Donc nous pensons que les choses vont mieux évoluer ; et il a fallu que l’on bouge pour que les choses commencent à évoluer parce que le comité de pilotage existe depuis 2010.
9) Quel message lancez-vous ?
D’abord un message pour les autorités qui doivent prendre conscience que la question  des problèmes liés à la baie de Hann n’est pas seulement locale,  mais en réalité, elle est globale pour ce concerne des problèmes liés à l’environnement. C’est nous qui vivons les conséquences immédiates, mais  à long terme elles  impacteront négativement sur l’ensemble de la  population sénégalaise. Malheureusement, nous n’avons pas la culture de la prévention e t d’anticipation au Sénégal.
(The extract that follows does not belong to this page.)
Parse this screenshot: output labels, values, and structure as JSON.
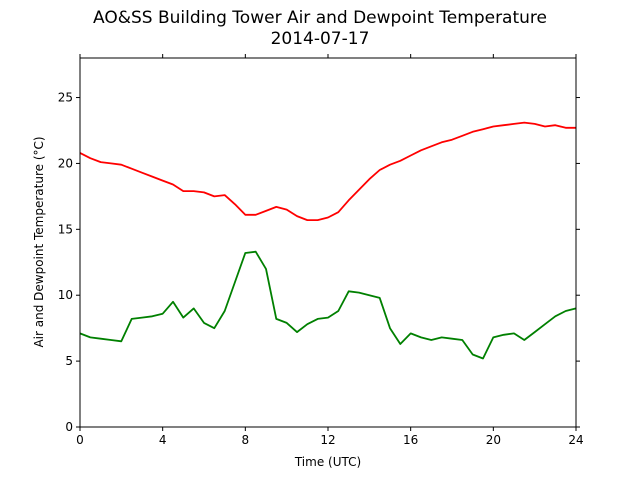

Ensuite, il y a le Code l’environnement qui doit être appliqué. Les populations doivent aujourd’hui s’approprier ce code, et prendre en charge leurs problèmes et défendre leur droit. Et je pense que nous allons dans cette perspective.
Pour la population, nous ne devons jamais cesser de les  sensibiliser sur les questions de l’environnement et ceci dès le bas âge. Nous, nous l’avons tellement bien compris que nous allons dans les écoles, pour y jouer  des pièces de théâtre, et  y encadrer les élèves. Sur ce plan, on est prêt et ce sont les autorités qui doivent jouer le jeu pour qu’il ait une synergie globale autour  de la baie de Hann en particulier  et des questions environnementales en général.